The main beneficiaries with whom we aim to maximise the impacts of the research above are:
1. Academia: we aim to maximise impact of the research described above through open access papers, reviews, commentaries, lab research web sites etc. For this project, we plan a research blog to which the research team and particularly the PDRA would contribute.
2. Private sector: we have already developed contacts in the private sector in a NERC-funded CASE studentship together with the Project Partner Oxford Insect Technologies (Oxitec). The contribution of the Project Partner to this project is invaluable in this respect. We plan to further increase impact by attending the next Fruit flies of Economic Importance conference in 2014 (in Bangkok, Thailand) and offer a talk (TC) and poster (PL).
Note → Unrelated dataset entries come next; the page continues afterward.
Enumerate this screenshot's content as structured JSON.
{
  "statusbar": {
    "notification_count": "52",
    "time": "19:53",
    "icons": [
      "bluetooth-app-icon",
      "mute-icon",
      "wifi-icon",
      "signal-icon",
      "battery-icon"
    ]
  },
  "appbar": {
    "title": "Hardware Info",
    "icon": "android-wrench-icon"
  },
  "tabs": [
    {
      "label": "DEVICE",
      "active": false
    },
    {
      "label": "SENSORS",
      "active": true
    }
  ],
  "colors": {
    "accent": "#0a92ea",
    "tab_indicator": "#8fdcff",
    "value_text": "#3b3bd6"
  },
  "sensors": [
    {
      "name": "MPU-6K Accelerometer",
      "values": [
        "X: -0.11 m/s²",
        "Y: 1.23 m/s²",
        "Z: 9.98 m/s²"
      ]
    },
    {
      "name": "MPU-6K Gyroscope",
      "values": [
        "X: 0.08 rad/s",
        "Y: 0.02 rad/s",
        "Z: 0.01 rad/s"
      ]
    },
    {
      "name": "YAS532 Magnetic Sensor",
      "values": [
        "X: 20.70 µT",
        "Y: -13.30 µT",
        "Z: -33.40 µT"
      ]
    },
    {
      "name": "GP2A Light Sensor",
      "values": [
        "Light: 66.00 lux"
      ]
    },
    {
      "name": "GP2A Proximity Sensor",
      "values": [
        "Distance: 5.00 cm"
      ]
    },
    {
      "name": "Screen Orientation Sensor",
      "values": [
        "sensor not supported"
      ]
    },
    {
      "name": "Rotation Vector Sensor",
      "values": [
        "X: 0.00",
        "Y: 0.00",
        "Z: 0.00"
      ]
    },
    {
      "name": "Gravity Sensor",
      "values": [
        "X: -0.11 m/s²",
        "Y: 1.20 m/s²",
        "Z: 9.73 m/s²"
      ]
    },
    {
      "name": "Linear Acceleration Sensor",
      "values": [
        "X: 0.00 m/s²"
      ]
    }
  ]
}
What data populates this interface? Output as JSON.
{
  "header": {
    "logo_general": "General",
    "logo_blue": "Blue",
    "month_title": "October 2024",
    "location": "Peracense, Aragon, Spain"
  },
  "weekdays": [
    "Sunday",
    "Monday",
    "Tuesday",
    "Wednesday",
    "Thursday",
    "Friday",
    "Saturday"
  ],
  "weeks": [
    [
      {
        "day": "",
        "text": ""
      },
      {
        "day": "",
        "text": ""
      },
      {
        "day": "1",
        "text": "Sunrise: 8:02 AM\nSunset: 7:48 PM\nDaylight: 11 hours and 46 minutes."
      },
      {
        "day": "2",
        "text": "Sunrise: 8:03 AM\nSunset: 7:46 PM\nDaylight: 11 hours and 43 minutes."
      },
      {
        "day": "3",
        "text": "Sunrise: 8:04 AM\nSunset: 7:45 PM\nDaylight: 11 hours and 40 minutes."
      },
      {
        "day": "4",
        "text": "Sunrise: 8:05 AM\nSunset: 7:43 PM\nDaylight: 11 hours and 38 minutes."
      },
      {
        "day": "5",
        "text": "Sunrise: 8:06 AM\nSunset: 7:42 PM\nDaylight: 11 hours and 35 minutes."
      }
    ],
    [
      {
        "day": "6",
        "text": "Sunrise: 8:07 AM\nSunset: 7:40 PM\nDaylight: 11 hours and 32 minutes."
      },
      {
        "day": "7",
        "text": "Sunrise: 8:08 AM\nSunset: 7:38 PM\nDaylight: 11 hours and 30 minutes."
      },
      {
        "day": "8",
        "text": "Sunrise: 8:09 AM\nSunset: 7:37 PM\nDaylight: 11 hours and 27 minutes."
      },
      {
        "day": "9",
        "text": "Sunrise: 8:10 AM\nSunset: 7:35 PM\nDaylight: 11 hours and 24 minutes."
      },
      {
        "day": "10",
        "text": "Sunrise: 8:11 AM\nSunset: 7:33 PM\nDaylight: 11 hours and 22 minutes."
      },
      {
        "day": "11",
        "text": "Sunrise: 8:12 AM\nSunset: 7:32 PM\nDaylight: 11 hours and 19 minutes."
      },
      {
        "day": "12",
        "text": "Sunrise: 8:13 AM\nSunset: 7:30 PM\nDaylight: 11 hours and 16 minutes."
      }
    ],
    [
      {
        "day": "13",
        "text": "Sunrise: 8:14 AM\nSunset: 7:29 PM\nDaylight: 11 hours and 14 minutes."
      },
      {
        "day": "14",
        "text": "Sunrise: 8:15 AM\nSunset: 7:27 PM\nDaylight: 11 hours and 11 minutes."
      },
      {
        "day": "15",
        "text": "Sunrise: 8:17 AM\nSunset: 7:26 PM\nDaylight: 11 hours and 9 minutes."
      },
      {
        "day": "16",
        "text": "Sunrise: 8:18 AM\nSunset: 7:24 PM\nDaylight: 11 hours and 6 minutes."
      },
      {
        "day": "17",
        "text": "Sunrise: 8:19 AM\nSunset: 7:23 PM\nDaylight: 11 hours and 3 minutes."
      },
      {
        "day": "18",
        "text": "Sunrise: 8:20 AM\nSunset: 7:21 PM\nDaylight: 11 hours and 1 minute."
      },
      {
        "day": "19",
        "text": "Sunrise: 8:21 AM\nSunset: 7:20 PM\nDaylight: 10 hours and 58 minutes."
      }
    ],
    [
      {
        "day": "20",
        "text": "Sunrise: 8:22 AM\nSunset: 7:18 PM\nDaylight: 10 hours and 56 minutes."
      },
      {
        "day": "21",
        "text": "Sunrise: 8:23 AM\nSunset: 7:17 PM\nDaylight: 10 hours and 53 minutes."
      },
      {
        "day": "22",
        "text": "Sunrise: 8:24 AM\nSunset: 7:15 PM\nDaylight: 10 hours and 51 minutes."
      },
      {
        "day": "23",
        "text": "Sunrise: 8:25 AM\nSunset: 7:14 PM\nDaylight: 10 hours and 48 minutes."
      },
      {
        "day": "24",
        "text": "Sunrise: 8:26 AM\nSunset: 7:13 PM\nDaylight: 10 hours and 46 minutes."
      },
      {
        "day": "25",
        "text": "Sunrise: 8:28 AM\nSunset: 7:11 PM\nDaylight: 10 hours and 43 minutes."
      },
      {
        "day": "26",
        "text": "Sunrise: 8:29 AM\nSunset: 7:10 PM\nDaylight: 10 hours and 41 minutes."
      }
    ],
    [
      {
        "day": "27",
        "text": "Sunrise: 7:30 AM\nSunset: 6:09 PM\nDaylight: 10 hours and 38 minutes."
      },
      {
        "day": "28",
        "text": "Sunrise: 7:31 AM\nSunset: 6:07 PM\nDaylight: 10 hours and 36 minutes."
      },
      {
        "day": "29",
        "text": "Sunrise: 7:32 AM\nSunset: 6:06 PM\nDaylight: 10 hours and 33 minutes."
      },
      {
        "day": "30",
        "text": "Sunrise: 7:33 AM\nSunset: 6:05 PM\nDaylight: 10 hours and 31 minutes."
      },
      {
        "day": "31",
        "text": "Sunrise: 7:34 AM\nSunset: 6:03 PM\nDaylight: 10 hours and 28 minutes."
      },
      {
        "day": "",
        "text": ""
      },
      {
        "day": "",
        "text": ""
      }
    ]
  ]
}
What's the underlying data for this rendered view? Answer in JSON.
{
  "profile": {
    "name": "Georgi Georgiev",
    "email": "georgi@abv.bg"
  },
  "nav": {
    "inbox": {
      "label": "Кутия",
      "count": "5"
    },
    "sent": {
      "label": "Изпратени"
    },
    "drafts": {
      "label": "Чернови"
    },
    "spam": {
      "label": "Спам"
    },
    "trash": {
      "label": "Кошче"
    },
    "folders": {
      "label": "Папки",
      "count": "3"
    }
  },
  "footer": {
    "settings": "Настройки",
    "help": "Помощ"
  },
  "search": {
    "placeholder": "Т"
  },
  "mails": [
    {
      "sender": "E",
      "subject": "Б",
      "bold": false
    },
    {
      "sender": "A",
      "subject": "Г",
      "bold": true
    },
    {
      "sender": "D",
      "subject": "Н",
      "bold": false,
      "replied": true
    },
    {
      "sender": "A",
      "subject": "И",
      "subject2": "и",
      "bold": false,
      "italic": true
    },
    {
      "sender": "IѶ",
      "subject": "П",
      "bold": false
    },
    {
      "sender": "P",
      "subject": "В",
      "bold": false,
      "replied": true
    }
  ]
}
3. General public, schools: We have recently devised new exhibition materials using pest insects for open days at UEA. We plan to develop these following further 'road testing', at the Royal Society exhibition in the summer of 2013, in order to develop teaching resources for use in the Teacher Scientist Network (TSN) scheme co-ordinated by colleagues at the John Innes Centre. Together with our Engagement Director, we are tailoring these resources to the National Science Curriculum.

2. HOW WILL THEY BENEFIT FROM THIS RESEARCH

The beneficiaries named above will benefit through:
(i) Increased economic competitiveness of UK plc through increased visibility of research outputs and increased engagement with applied research in the private sector.
(ii) The impacts are likely to be primarily of academic and public interest. Here the beneficiaries will gain through enhanced effectiveness in the transmission of research findings.
(iii) Increased learning and awareness (through school visits) of the opportunities, relevance and range career choices available through academia.
(iv) An increased range of career options to the staff employed through training in media, communication and business.